The VDB Monday Must-Read Sentence is a highly competitive affair — that we knew. But only the News-Obsessed Ectomorphs who slave from Friday dusk to Monday dawn, culling that precious single line from ton after ton of raw journalistic ore, know exactly how competitive.
Case in point: CNN this past Sunday.
First came Senator Chuck Hagel (R-Neb and bit-chomping Republican candidate for President), speaking on Sunday’s This Week with George Stephanopoulos.
Asked the hot Abramhoff question — should the Bush administration release details of White House meetings with the disgraced lobbyist, including photos — Hagel served up some USDA-Choice MMRS: “‘Get it out. Get it out. Come on,’ Hagel said, adding the photos will eventually leak out anyway.”
In his excitement, of course, Hagel broke out the MMRS into three nominally independent units, but VDB read it as a single impassioned statement of disgust.
And we were impressed. It looked like a done deal — MMRS to Hagel.
But Bush spokesman Dan Bartlett came out to play Sunday.
And he waited until the wee hours, and then pounced.

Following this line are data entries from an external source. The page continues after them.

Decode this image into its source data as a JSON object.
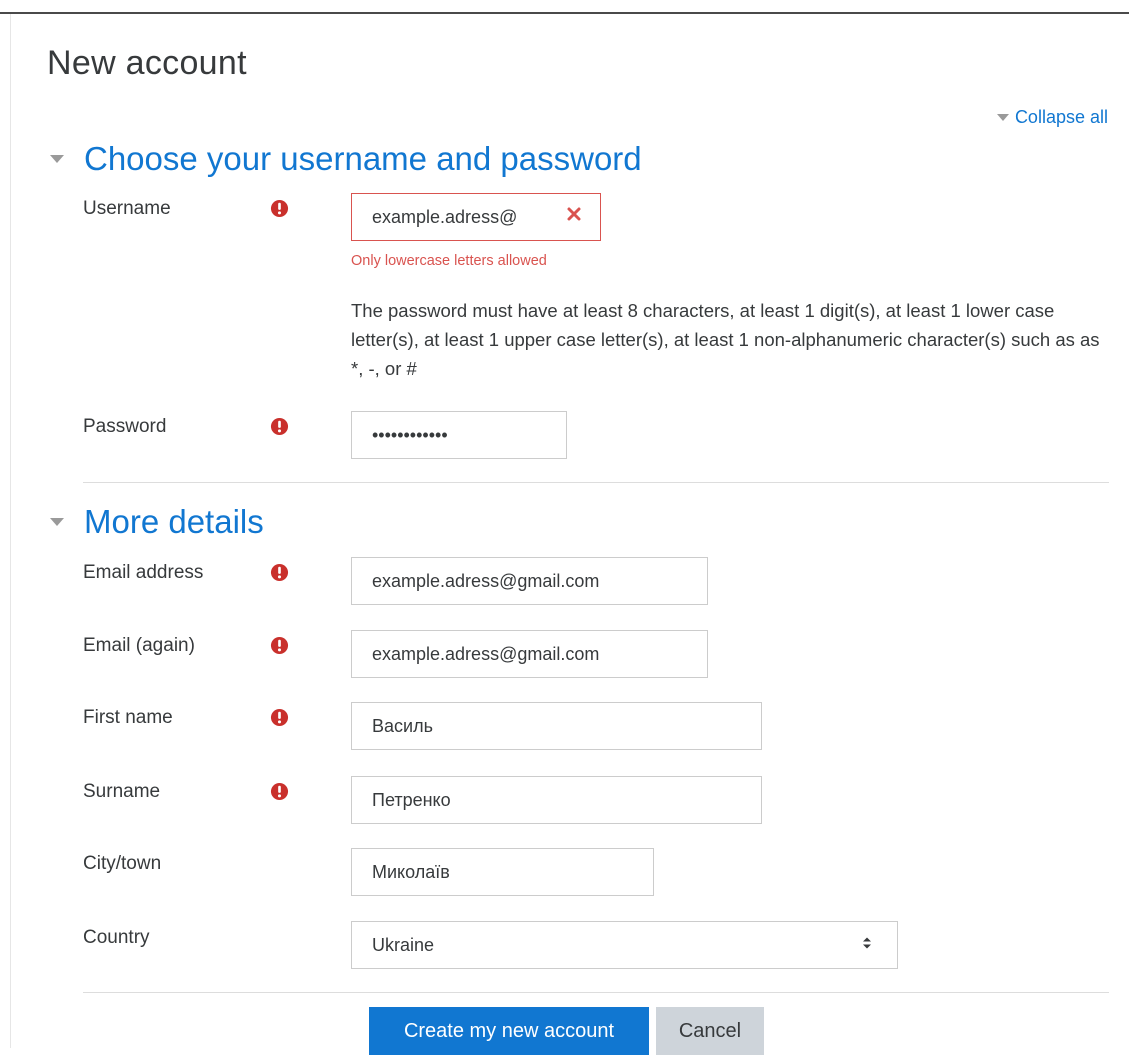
{
  "page": {
    "title": "New account",
    "collapse_all": "Collapse all"
  },
  "sections": {
    "credentials": {
      "title": "Choose your username and password"
    },
    "details": {
      "title": "More details"
    }
  },
  "username": {
    "label": "Username",
    "value": "example.adress@",
    "error": "Only lowercase letters allowed"
  },
  "password": {
    "rules": "The password must have at least 8 characters, at least 1 digit(s), at least 1 lower case letter(s), at least 1 upper case letter(s), at least 1 non-alphanumeric character(s) such as as *, -, or #",
    "label": "Password",
    "value": "••••••••••••"
  },
  "email": {
    "label": "Email address",
    "value": "example.adress@gmail.com"
  },
  "email_again": {
    "label": "Email (again)",
    "value": "example.adress@gmail.com"
  },
  "firstname": {
    "label": "First name",
    "value": "Василь"
  },
  "surname": {
    "label": "Surname",
    "value": "Петренко"
  },
  "city": {
    "label": "City/town",
    "value": "Миколаїв"
  },
  "country": {
    "label": "Country",
    "value": "Ukraine"
  },
  "buttons": {
    "submit": "Create my new account",
    "cancel": "Cancel"
  },
  "colors": {
    "accent": "#1177d1",
    "error": "#d9534f",
    "required_icon": "#c9302c",
    "secondary_button": "#ced4da"
  }
}
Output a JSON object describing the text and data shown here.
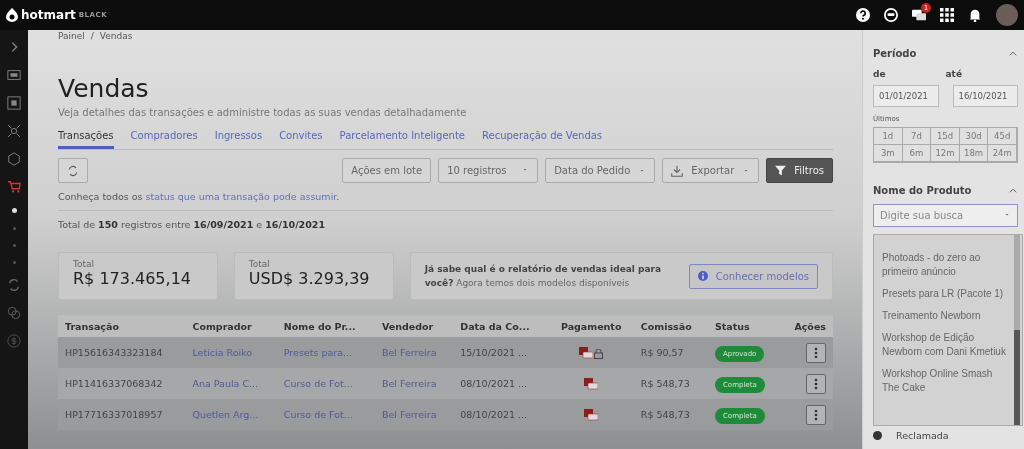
{
  "topbar": {
    "logo": "hotmart",
    "edition": "BLACK",
    "notification_count": "1"
  },
  "breadcrumb": [
    "Painel",
    "/",
    "Vendas"
  ],
  "page": {
    "title": "Vendas",
    "subtitle": "Veja detalhes das transações e administre todas as suas vendas detalhadamente"
  },
  "tabs": [
    {
      "label": "Transações",
      "selected": true
    },
    {
      "label": "Compradores",
      "selected": false
    },
    {
      "label": "Ingressos",
      "selected": false
    },
    {
      "label": "Convites",
      "selected": false
    },
    {
      "label": "Parcelamento Inteligente",
      "selected": false
    },
    {
      "label": "Recuperação de Vendas",
      "selected": false
    }
  ],
  "toolbar": {
    "batch_button": "Ações em lote",
    "page_size": "10 registros",
    "sort": "Data do Pedido",
    "export": "Exportar",
    "filters": "Filtros"
  },
  "info": {
    "text": "Conheça todos os ",
    "link": "status que uma transação pode assumir",
    "end": "."
  },
  "total_line": "Total de **150** registros entre **16/09/2021** e **16/10/2021**",
  "totals": [
    {
      "label": "Total",
      "value": "R$ 173.465,14"
    },
    {
      "label": "Total",
      "value": "USD$ 3.293,39"
    }
  ],
  "report_card": {
    "text": "**Já sabe qual é o relatório de vendas ideal para você?** Agora temos dois modelos disponíveis",
    "button": "Conhecer modelos"
  },
  "table": {
    "columns": [
      "Transação",
      "Comprador",
      "Nome do Pr...",
      "Vendedor",
      "Data da Co...",
      "Pagamento",
      "Comissão",
      "Status",
      "Ações"
    ],
    "rows": [
      {
        "transaction": "HP15616343323184",
        "buyer": "Leticia Roiko",
        "product": "Presets para...",
        "seller": "Bel Ferreira",
        "date": "15/10/2021 ...",
        "locked": true,
        "commission": "R$ 90,57",
        "status": "Aprovado",
        "color": "#1e8a3a"
      },
      {
        "transaction": "HP11416337068342",
        "buyer": "Ana Paula C...",
        "product": "Curso de Fot...",
        "seller": "Bel Ferreira",
        "date": "08/10/2021 ...",
        "locked": false,
        "commission": "R$ 548,73",
        "status": "Completa",
        "color": "#1e8a3a"
      },
      {
        "transaction": "HP17716337018957",
        "buyer": "Quetlen Arg...",
        "product": "Curso de Fot...",
        "seller": "Bel Ferreira",
        "date": "08/10/2021 ...",
        "locked": false,
        "commission": "R$ 548,73",
        "status": "Completa",
        "color": "#1e8a3a"
      }
    ]
  },
  "filters": {
    "period": {
      "title": "Período",
      "from_label": "de",
      "to_label": "até",
      "from": "01/01/2021",
      "to": "16/10/2021",
      "quick_label": "Últimos",
      "quick": [
        {
          "label": "1d",
          "selected": false
        },
        {
          "label": "7d",
          "selected": false
        },
        {
          "label": "15d",
          "selected": false
        },
        {
          "label": "30d",
          "selected": false
        },
        {
          "label": "45d",
          "selected": false
        },
        {
          "label": "3m",
          "selected": false
        },
        {
          "label": "6m",
          "selected": false
        },
        {
          "label": "12m",
          "selected": false
        },
        {
          "label": "18m",
          "selected": false
        },
        {
          "label": "24m",
          "selected": false
        }
      ]
    },
    "product": {
      "title": "Nome do Produto",
      "placeholder": "Digite sua busca",
      "options": [
        "Photoads - do zero ao primeiro anúncio",
        "Presets para LR (Pacote 1)",
        "Treinamento Newborn",
        "Workshop de Edição Newborn com Dani Kmetiuk",
        "Workshop Online Smash The Cake"
      ]
    },
    "status_options": [
      {
        "label": "Reclamada",
        "checked": false
      }
    ]
  }
}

Speaking on CNN’s Late Edition, Bartlett unleashed a line that was not only breathtakingly Nixonian, but fiercely indeterminate in its grammar.
This time the issue was warrantless wiretaps: Should we have an honest debate about the warrantless wiretapping program, about whether Bush embodies extra-Constitutional power?
No, Bartlett argued — additional briefings and debate with Congress could risk security by tipping off the enemy.
“There’s no way that we can confidently say that by having a debate about changing the law would not unearth new operational details that would only tell the enemy exactly how we’re surveilling them — and that’s something that is just unacceptable.”
Hagel made news, but Bartlett made history — for arguing outright that Americans no longer have the ability to challenge the Executive Branch in any forum, or through any representative, and this for their own collective good.
So hearty congratulations to Dan Bartlett. You pulled it out in the clutch, and you’ll always have that to remember — after you’re eventually sidelined by the Vice President’s inner-circle for making an infinitesimal slip in doctrine, forced to retire, audited relentlessly by the good docile folks at the IRS and the Justice Department, and then thrown into a death-like coma when your local pharmacist misreads your Medicare D eligibility, a coma from which you slip unaware into death itself, as into a soothing dream of a better, kinder, quieter world.